Elle vivait avec Denis, croyant que leur mariage était heureux depuis 25 ans. Elle l’aimait profondément, le voyant comme un mari fidèle et un père exemplaire. Mais ces mots, qui frappaient son cœur comme un fouet, furent un véritable choc. Svetlana ne comprenait pas encore pleinement ce qui se passait. Elle leva son regard perdu vers lui et, d’une voix brisée, demanda :
– Comment ça, tu pars ? Où vas-tu, Denis ? Nous avons partagé un quart de siècle ensemble !

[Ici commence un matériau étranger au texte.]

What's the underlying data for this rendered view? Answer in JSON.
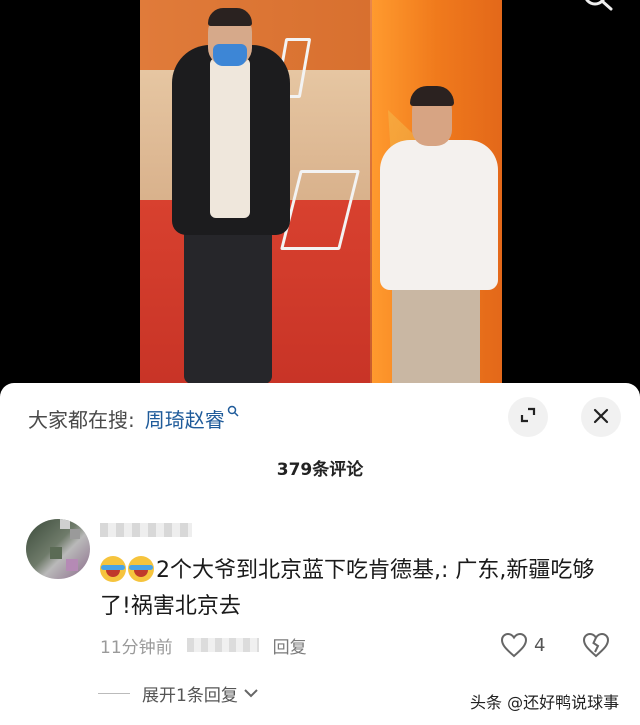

– C’est justement ça ! – répondit-il avec irritabilité, se levant brusquement et lançant un regard incisif à sa femme. – Vingt-cinq ans avec toi ! Mais qu’est-ce que tu es devenue ? Où est la jeune, belle et mince femme dans laquelle je suis tombé amoureux ? Regarde-toi ! Tu as pris du poids, tes cheveux ont grisonné et ces rides… Et pour couronner le tout, dans ta tête, c’est toujours les mêmes préoccupations : des boulettes, du bortsch, la lessive, le ménage. Voilà pourquoi j’en ai marre. Je ne peux plus discuter avec toi. Et je ne veux pas continuer à vivre comme ça. Je mérite mieux. J’espère que cette séparation se fera calmement, sans scènes. J’ai rencontré une autre femme. Elle est plus jeune, plus intéressante, plus belle, et elle attend mon enfant. Je vais bientôt devenir père à nouveau. Il faut que tu comprennes. Je ne t’aime plus, Svetlana. Pardon.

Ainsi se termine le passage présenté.